Humblement, je m’en tiendrai à la part de l’ouvrage réservé aux questions du racisme. Les citations abondantes de Césaire, Senghor, Glissant ou encore Fanon ne parviennent pas à masquer l’observation insuffisante des combats antiracistes d’aujourd’hui. Des changements radicaux sont intervenus qui sont prometteurs. Ainsi d’un siècle à l’autre nous sommes passés d’un combat antiraciste sous surveillance, habilement circonscrit par la social-démocratie à l’aide de la petite main jaune qui menaçait : « touche pas à mon pote » …
Ce qui a fondamentalement changé, et qu’Élisabeth Roudinesco n’interpelle pas, c’est que la petite main confisquait, au moins momentanément, la construction d’un combat antiraciste autonome. Cette interrogation manquée empêche l’autrice de repérer que désormais, pour leurs combats émancipateurs l’atout des dominés n’est plus d’avoir un pote, c’est d’avoir conquis la conduite de leurs luttes.
Conduite autonome, et de surcroît avec les mots qui leur vont bien ?
Ainsi, au cours de la promotion de son ouvrage Élisabeth Roudinesco s’offusque, après bien d’autres, de l’usage du mot « racisé ». Pourquoi, s’interroge-t-elle dans son livre, « les victimes de discrimination accepteraient-elles d’obéir à l’injonction de soumission les invitant à rejoindre l’enfer de la dépendance clanique qu’elle soit genrée, racisée… ».
Alors : « victime du racisme » c’est ainsi qu’il faudrait dire plutôt que racisés.es ? Derrière la bataille des mots, il y a ici encore le passage d’une époque à une autre.
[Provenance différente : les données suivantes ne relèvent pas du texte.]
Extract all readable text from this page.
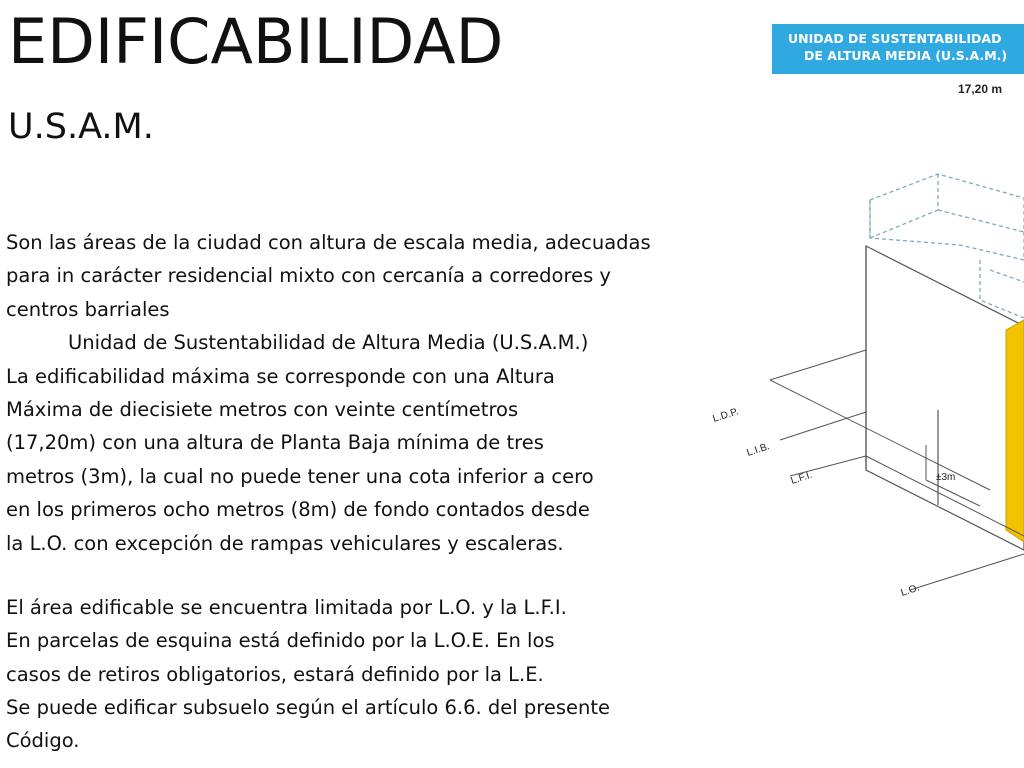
EDIFICABILIDAD
U.S.A.M.
Son las áreas de la ciudad con altura de escala media, adecuadas
para in carácter residencial mixto con cercanía a corredores y
centros barriales
Unidad de Sustentabilidad de Altura Media (U.S.A.M.)
La edificabilidad máxima se corresponde con una Altura
Máxima de diecisiete metros con veinte centímetros
(17,20m) con una altura de Planta Baja mínima de tres
metros (3m), la cual no puede tener una cota inferior a cero
en los primeros ocho metros (8m) de fondo contados desde
la L.O. con excepción de rampas vehiculares y escaleras.
El área edificable se encuentra limitada por L.O. y la L.F.I.
En parcelas de esquina está definido por la L.O.E. En los
casos de retiros obligatorios, estará definido por la L.E.
Se puede edificar subsuelo según el artículo 6.6. del presente
Código.
UNIDAD DE SUSTENTABILIDAD
DE ALTURA MEDIA (U.S.A.M.)
17,20 m
L.D.P.
L.I.B.
L.F.I.
L.O.
±3m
Et, les racisés.es d’aujourd’hui n’entendent plus être victimes, ils et elles sont d’abord au combat, un combat qui n’a rien de clanique. Ainsi c’est une jeunesse de toutes les couleurs de peau, pratiquante de toute confession ou de pas de confession du tout, qui s’est rassemblée exigeant justice et vérité pour Adama.
Dépendance clanique genrée ? Justement ! Elles auraient dû raconter leur histoire à Élisabeth Roudinesco. Ce sont les 20 femmes de chambre de l’hôtel Ibis. Elles sont noires ou blanches, elles portent boubou ou bien jean et pull collant. Elles croient en Dieu ou n’y croient pas. Elles font un signe de croix ou bien s’agenouillent tournées vers la Mecque… Elles ont derrière elles 22 mois de lutte dont 8 de grève ! Quasiment deux ans qu’elles réclamaient de meilleures conditions de travail. Les 20 femmes de chambre de l’hôtel Ibis des Batignolles à Paris dans le XVIIe arrondissement ont signé un accord avec leur employeur ce mardi 25 mai dernier qui leur accorde tout ce qu’elles réclamaient. Et même plus.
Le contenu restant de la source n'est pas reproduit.